Hand-Drawn Silhouettes Welcome U.S. Skaters to Milan Olympic Village
A life-size ink outline of every American figure skater waited inside the Milan Olympic Village last week, taped to a nightstand and rolled out on heavyweight Italian paper. Teammate Sonja Hilmer, 21, drew all 16 portraits between January’s U.S. Championships and the February 25 charter flight, turning arrival day into an autograph session before the athletes even unpacked.
Coach’s Text Launches Four-Week Art Sprint
Team leader Tiffany Hyden—Hilmer’s former solo-dance coach—sent a single request last August: create a “Milan-specific keepsake” that could lie flat in a suitcase, echo Italian fashion sketches, and ship before accreditation deadlines. Hilmer screen-grabbed competition photos, isolated each skater’s most recognizable shape—Ilia Malinin’s quad Axel preload, Madison Chock’s matador skirt flick—then projected the outlines onto 18-by-24-inch Blick paper. Imported Milanese ink and a size-6 round brush did the rest; one smear meant starting over. “A bad pull turned the sheet into fire starter,” she said.

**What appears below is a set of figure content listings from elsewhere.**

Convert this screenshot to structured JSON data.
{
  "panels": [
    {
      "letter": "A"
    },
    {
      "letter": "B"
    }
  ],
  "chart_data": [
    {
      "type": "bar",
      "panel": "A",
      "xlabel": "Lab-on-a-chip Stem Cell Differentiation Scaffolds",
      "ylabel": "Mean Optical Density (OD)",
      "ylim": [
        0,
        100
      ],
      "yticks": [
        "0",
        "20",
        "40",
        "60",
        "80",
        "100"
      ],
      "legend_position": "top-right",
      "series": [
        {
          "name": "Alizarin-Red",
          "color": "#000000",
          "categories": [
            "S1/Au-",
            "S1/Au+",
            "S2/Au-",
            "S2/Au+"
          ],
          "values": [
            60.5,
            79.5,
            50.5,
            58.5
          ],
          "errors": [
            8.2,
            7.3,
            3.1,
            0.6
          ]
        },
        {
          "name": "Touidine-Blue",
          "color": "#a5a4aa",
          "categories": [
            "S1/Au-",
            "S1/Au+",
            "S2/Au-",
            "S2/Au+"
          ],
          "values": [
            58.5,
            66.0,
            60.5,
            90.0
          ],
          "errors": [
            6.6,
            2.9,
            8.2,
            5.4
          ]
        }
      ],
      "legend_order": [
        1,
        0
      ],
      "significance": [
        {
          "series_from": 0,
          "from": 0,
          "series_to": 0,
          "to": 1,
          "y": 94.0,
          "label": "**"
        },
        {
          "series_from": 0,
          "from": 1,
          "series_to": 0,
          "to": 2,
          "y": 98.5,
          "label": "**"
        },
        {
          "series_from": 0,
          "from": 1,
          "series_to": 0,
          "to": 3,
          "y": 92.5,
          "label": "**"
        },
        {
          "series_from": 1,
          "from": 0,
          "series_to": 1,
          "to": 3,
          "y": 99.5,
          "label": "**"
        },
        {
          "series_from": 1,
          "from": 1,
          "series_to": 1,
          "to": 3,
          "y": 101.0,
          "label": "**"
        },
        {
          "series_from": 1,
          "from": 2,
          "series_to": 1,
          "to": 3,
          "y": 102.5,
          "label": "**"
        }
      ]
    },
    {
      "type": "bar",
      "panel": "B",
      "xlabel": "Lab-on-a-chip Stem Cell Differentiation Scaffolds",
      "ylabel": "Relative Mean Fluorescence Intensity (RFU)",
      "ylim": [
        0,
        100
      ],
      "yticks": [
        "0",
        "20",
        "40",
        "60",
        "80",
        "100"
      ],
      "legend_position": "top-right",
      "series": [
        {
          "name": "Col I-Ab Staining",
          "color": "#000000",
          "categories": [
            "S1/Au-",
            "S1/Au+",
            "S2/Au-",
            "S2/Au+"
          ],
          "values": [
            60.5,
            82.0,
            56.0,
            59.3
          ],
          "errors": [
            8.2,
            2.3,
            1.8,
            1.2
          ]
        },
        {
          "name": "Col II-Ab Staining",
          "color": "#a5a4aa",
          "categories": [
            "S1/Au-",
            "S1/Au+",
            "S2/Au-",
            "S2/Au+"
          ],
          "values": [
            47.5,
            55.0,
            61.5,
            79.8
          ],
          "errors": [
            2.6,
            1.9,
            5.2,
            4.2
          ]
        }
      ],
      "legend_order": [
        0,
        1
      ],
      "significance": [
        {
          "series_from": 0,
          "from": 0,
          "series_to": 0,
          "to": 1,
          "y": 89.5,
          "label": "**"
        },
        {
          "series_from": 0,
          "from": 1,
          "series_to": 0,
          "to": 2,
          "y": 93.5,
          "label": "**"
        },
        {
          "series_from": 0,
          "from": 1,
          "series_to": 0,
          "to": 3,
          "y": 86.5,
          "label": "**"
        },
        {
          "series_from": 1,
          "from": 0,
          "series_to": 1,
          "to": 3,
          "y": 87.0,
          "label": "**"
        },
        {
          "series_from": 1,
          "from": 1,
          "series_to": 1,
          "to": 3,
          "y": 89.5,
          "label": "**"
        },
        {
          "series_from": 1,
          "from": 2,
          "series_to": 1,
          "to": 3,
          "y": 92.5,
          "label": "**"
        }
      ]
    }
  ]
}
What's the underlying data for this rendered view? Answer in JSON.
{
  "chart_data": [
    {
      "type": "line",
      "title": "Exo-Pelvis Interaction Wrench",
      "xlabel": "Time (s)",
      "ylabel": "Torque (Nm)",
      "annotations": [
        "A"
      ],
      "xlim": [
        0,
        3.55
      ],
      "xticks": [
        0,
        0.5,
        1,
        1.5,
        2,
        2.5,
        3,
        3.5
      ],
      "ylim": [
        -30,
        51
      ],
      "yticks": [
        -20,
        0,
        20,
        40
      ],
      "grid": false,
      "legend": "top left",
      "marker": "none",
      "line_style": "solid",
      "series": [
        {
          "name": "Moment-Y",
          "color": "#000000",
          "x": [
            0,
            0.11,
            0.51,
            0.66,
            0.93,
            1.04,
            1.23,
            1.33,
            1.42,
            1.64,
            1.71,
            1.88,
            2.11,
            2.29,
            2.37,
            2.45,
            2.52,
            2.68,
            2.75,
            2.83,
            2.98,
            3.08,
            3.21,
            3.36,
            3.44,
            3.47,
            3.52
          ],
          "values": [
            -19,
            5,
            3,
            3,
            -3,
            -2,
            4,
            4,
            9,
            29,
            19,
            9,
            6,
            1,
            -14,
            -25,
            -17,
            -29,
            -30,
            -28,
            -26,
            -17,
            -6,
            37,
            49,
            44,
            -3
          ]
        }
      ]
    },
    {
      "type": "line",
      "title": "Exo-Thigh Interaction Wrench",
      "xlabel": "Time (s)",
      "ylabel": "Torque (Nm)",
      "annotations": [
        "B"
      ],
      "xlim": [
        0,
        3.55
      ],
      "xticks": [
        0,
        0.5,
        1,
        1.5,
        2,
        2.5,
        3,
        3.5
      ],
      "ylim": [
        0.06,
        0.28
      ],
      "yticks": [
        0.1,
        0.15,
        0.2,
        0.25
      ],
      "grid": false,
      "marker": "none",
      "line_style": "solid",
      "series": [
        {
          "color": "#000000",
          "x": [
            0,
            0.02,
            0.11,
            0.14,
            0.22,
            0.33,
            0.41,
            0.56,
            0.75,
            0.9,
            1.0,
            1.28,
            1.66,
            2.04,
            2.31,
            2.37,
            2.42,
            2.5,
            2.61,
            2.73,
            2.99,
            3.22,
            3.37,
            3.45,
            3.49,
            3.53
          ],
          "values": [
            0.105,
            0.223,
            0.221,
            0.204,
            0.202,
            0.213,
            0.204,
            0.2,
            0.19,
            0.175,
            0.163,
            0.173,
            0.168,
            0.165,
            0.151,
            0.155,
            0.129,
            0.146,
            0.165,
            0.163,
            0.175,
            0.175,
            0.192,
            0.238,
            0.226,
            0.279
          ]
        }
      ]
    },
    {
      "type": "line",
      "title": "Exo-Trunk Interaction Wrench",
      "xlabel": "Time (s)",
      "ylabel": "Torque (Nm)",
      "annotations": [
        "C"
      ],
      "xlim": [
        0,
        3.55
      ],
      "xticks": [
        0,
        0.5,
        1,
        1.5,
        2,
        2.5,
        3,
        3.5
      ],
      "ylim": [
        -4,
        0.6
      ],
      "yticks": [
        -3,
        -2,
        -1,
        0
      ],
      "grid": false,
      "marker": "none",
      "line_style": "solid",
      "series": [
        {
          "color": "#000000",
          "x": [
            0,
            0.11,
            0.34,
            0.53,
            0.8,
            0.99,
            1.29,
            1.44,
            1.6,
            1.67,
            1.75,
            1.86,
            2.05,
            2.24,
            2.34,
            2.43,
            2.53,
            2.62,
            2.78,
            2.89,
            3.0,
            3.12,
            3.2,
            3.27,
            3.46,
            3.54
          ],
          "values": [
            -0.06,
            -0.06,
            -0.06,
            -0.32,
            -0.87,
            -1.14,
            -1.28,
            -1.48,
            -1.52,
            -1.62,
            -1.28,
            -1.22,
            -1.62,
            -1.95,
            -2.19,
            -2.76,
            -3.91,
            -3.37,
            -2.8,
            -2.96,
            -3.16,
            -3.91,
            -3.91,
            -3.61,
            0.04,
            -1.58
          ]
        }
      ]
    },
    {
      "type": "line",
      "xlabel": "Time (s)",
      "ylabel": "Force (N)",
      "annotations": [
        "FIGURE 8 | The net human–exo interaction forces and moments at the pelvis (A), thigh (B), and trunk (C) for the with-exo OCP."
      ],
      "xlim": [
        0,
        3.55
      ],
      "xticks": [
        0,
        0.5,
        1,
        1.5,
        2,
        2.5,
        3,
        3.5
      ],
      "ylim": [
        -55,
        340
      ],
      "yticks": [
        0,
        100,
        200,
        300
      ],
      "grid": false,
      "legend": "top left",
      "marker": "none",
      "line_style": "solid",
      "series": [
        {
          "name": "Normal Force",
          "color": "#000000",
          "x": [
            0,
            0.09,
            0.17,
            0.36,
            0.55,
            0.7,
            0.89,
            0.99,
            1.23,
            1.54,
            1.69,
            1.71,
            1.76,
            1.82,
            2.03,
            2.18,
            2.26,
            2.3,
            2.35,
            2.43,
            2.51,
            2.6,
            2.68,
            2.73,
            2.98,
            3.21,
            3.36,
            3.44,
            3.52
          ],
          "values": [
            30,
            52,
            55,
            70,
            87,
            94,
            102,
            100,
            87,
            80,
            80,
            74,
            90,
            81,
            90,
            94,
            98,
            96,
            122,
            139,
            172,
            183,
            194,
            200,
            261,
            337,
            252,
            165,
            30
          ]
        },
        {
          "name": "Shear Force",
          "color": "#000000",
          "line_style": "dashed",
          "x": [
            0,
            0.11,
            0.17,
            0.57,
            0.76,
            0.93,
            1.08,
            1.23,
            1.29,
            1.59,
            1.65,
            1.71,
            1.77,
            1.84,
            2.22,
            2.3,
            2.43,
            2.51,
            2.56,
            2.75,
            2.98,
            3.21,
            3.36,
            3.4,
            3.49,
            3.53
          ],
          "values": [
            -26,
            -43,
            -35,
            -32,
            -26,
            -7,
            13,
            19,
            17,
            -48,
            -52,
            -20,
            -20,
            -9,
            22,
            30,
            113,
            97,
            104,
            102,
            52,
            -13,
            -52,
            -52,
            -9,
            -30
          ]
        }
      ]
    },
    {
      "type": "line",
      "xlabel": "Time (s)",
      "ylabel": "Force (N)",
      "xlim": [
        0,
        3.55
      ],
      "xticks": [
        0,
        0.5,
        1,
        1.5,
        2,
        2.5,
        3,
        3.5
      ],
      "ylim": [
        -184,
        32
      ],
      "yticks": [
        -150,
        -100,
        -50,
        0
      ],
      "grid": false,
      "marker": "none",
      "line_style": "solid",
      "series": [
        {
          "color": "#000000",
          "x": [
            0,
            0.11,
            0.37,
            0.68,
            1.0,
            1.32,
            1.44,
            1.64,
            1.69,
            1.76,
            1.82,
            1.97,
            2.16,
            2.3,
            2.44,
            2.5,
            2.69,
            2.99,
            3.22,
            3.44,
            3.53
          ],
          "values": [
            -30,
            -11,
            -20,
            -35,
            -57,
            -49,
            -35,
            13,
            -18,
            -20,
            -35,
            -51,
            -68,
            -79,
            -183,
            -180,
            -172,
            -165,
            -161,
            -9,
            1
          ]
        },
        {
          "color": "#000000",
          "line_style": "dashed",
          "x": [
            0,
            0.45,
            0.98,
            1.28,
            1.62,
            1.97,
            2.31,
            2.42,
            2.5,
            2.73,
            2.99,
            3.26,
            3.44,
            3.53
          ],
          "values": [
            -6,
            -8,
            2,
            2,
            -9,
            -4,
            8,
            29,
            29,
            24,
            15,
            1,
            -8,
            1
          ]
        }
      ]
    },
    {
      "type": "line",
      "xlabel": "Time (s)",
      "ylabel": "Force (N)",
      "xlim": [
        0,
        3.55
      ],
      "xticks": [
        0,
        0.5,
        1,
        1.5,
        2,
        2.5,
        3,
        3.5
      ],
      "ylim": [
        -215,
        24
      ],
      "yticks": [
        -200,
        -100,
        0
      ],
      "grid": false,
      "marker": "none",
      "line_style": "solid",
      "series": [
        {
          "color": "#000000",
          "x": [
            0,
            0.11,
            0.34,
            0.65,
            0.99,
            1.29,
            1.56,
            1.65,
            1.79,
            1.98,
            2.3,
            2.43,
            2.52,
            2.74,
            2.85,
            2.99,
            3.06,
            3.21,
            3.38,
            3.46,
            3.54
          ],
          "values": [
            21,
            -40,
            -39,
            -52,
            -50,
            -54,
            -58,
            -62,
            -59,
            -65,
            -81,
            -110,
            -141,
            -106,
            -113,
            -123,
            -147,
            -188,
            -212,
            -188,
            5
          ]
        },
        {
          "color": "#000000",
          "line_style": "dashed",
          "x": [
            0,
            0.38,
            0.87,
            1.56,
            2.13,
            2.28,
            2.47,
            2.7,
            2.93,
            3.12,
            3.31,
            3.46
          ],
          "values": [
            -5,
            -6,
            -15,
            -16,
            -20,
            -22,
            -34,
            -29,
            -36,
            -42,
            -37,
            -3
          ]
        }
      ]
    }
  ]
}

Hair Replaces Faces in Instantly Recognizable Outlines
ISU costume rules make most skaters look similar from a distance, so Hilmer used hair as a fingerprint. Amber Glenn’s braided crown, Christina Carreira’s half-up rhythm-dance knot, and the wave Evan Bates creates when he releases partner Madison Hubbell became shorthand for identity. Men’s cuts were trickier: Jason Brown’s classic sweep required a single confident stroke, while Vincent Zhou’s shorter Olympic crop needed a dry-bridge technique to suggest texture under arena lights. “Buns, braids, fly-aways—each got its own nib width,” Hilmer noted. “The hair had to do the recognition work.”
Athletes Post Reactions Within Minutes
Skaters thought the tubes held venue maps until the paper unfurled. “Absolutely amazing—can’t wait to bring it home,” Glenn wrote on Hilmer’s Instagram. Ice dancers Carreira and Anthony Ponomarenko filmed a joint story tagged with the Italian tricolor emoji. Pairs skater Ellie Kam replied, “So insanely talented, Sonja.” From the practice rink Hilmer watched her phone explode: mid-session texts—“You captured the flip, thank you”—followed by her own triple-toe drill.
Fan Demand Turns Gift Into Merchandise Fundraiser
Within 48 hours Hilmer’s direct-message queue held 400 print requests. She now sells 8-by-10 reproductions and waterproof vinyl stickers through her Instagram, donating 30 percent to the Figure Skating Memorial Fund that once covered her ice-time bills. A Denver print shop handles bulk orders while she competes in the women’s short program; the scanner in her carry-on couldn’t keep up. “I never planned a side hustle,” she said, “but if the sport can fund the art that celebrates it, the loop feels right.”